What is it about “I Love You”

True story. I was once told that when I said “I love you” it didn’t mean a thing. Ouch!!! When the person to whom you are married tells you your words mean nothing, that can be pretty hurtful. You see, I meant those words every time I said them. But I stopped saying them. Not just to him, but to others around me. My family. It was very rare those words fell from my lips. The only ones I didn’t stop saying it to were the kids. I was raised on “I love you” and I was never made to feel bad about it.

When I went to New Mexico, with my then husband, for a hunting trip. We would go to visit his guide’s family. Whenever the guide left or if he got off the phone with someone, he said, I love you. My ex asked him if he always said it. His guide seemed confused. He said, “Of course I do. What if I never get the chance to say it again.” This was only a few months before we separated. Hearing this guide say that, made me realize I wasn’t the issue.

When I learned to stop caring what people thought, I found those words again. I started to say it again to my family. I was able to be free with my words. But I also took time to think about who I could be free with those words. I realized I didn’t need to stop and think about who would hear those words from my lips. Because I don’t need to reserve the phrase for special occasions. I should be able to say it when I feel it.

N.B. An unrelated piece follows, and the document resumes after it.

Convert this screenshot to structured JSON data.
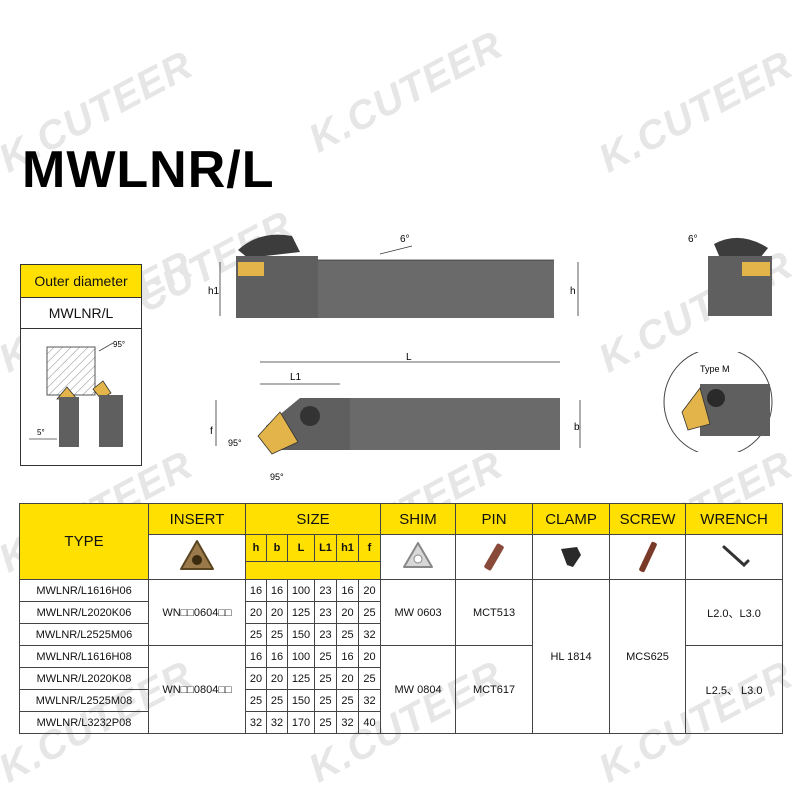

So, when I say those words to you, it’s because I wear my heart on my sleeve and I feel that love. I won’t say it if I don’t. So, I let the words flow, if I feel it. But don’t be surprised if I ask if I say it too much. While I am very open with my feelings, I still feel the insecurity of being told I say it too much. I would never want them to lose their meaning. But the truth is, when I say goodbye to someone I love, I will always tell them I love them. Because, at the end of the day, I would much rather say it too much, than miss out and never have the chance to say them again.